June 20, 2007

Thursday, 6/21

NYS 5:54
Time Out 5:14
NYT 4:19
LAT 4:14
CS 2:58

(updated at 9:45 a.m. Thursday)

The Thursday NYT crossword is credited to John Sheehan, which is not a familiar name. This might be his constructorial debut—if so, congratulations!

Anthony Salvia's Sun crossword, "Lots of Love," hinges on the tennis definition of love: NOTHING (25-Down). The four longest entries contain rebus squares that spell out ZIP, NADA, NIL, and ZERO (as in [ZIP]-A-DEE-DOO-DAH, baseball great BILL MA[ZERO]SKI, VA[NIL]LA FUDGE, and MONTREAL, CA[NADA]. Until I figured out the rebus, I was drawing a blank on what 4-letter city could be the [Capital on Luzon]; ah, MA]NIL]A! Someday I will get there. Fairly tough puzzle aside from the rebus action—did I know that Mia HAMM had a book? I don't think I did. The 4-square blank for [Hefty competitor] sure looks like GLAD until the [ZIP]LOC rebus nudged its way in there. Did I know that AERO was an internet domain name? I sure didn't. How about [Three-time NBA All-Star Larry] NANCE? Nope.
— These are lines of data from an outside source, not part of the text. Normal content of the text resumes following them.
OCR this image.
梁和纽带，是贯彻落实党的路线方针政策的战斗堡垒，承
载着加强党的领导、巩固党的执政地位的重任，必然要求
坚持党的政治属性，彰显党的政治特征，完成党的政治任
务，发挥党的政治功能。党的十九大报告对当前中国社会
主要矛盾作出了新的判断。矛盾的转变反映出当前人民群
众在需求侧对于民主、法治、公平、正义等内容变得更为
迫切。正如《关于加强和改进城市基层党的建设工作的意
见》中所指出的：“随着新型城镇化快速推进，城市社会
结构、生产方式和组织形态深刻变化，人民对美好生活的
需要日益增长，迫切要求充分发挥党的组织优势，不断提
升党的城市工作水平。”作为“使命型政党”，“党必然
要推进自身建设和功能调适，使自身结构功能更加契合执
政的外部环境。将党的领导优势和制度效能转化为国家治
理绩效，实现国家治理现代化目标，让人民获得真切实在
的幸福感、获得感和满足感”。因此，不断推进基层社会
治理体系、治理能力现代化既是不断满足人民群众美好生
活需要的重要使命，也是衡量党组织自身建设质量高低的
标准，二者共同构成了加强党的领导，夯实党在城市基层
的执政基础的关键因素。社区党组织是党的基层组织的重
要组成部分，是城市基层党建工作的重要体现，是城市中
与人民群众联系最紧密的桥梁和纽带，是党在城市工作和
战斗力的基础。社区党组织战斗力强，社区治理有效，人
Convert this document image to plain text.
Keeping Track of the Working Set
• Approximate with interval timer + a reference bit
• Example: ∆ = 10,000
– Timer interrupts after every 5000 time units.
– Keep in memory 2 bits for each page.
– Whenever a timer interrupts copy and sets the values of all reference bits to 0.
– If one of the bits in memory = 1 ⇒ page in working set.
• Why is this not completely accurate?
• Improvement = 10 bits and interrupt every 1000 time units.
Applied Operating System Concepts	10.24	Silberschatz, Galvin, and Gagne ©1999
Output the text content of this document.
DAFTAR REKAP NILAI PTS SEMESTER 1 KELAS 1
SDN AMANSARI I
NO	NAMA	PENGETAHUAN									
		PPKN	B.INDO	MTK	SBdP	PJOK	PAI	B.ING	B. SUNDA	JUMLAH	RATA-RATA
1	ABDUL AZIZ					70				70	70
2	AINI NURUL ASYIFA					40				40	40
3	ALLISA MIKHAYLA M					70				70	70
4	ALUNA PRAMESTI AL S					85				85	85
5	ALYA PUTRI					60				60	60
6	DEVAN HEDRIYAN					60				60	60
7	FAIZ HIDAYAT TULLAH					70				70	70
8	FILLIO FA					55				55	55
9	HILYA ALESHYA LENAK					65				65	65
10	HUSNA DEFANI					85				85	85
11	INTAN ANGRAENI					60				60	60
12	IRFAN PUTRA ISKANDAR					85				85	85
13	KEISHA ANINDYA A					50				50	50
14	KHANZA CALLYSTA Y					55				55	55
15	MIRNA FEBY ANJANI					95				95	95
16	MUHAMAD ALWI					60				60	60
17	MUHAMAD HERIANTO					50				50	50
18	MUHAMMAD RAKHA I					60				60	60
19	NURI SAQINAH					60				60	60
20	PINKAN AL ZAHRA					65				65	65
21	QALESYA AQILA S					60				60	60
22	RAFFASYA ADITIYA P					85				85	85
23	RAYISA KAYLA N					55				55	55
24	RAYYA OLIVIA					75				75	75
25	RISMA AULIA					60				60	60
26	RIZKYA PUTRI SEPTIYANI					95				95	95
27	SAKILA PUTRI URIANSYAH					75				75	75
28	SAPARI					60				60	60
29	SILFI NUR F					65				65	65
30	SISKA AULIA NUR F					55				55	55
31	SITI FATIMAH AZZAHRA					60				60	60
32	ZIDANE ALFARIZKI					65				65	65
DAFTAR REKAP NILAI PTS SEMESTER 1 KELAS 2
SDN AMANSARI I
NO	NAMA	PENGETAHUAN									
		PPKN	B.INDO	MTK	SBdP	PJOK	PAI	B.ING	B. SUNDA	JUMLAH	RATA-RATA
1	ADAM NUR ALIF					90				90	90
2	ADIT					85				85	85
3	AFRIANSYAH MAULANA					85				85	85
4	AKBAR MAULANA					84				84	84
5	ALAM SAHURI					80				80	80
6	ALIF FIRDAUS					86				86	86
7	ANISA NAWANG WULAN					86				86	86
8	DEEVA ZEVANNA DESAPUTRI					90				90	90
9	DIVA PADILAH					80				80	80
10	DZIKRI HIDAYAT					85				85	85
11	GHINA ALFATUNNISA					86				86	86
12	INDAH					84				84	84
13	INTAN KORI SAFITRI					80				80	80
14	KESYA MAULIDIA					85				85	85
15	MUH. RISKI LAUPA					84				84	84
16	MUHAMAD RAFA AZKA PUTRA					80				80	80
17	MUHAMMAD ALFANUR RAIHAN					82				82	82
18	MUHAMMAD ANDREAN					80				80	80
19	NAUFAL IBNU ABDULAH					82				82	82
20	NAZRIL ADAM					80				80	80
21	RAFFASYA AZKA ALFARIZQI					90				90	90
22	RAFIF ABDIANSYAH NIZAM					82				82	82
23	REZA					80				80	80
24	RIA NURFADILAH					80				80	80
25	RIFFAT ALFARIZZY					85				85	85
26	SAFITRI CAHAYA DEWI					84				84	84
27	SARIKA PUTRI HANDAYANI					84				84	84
Also didn't know Darryl Dawkins and his famous DUNKs—but it's an entertaining Wikipedia article so I'm glad I looked him up. There were other things I just plain didn't know, but I found the crossings to be eminently reasonable as I didn't have to blindly guess anything. What I liked best, aside from the rebus action: [Bolt with no threads?] for STREAK (streakers have a website complete with photos); KIT BAG; [Prepared to show] for GROOMED (as in dogs going to the Westminster Dog Show); DONUT crossing DUNK; and [They might get swung at if they go through the strike zone] for SCABS (I'm pro-union).

Sheehan's NYT crossword contains six theme entries with anagrams tied to the all-caps clues with an adjective. For example, [GENRES] are TOSSED GREENS, and PROSE scrambles up to KNOTTED ROPES. The resulting phrases aren't all ones that feel "in the language" to me—like KNOTTED ROPES and ADDLED BRAINS. FAUX PAS (clued with [SAP]) is completely "in the language" (in two languages, in fact!), and BAD DEAL ([LEAD]) has more Google hits than I'd expected. Speaking of that last one, did you first try NEW DEAL and/or RAW DEAL in that post, as I did? Favorite parts: the three Xs and a Q in the grid; [It may come after you] for ARE; [America's Cup, e.g.] turning out to be EWER rather than RACE; [You can see through it] for the IRIS of your eye; and [Turn blue, e.g.] for DYE (no sadness, no hypoxia!). I don't think I've ever seen crossword regular ASP clued as [1950s-'60s American rocket; Wikipedia says the Asp rocket was "used 30 times to study the explosion clouds of nuclear bombs." Who knew?

Updated:

Apparently Brendan Emmett Quigley will have a weekly crossword in Time Out New York. Seems to be only in the icky sort of Java applet I don't much like (I kept reading the wrong clues and typing over the letters I'd already entered), alas. This week's offering, "Puzzle It Over," has a meta theme of crosswords themselves.

Stella Daily and Bruce Venzke's LA Times crossword offers three 15-letter definitions of HERO, sort of a reverse clue/answer set. (Nice 8-letter entries splashed throughout the grid, too.) Martin Ashwood-Smith's CrosSynergy puzzle, "Spring Training," has a similar theme—the theme entries have springing-related clues, [HOPPER], [SKIPPER], and [JUMPER].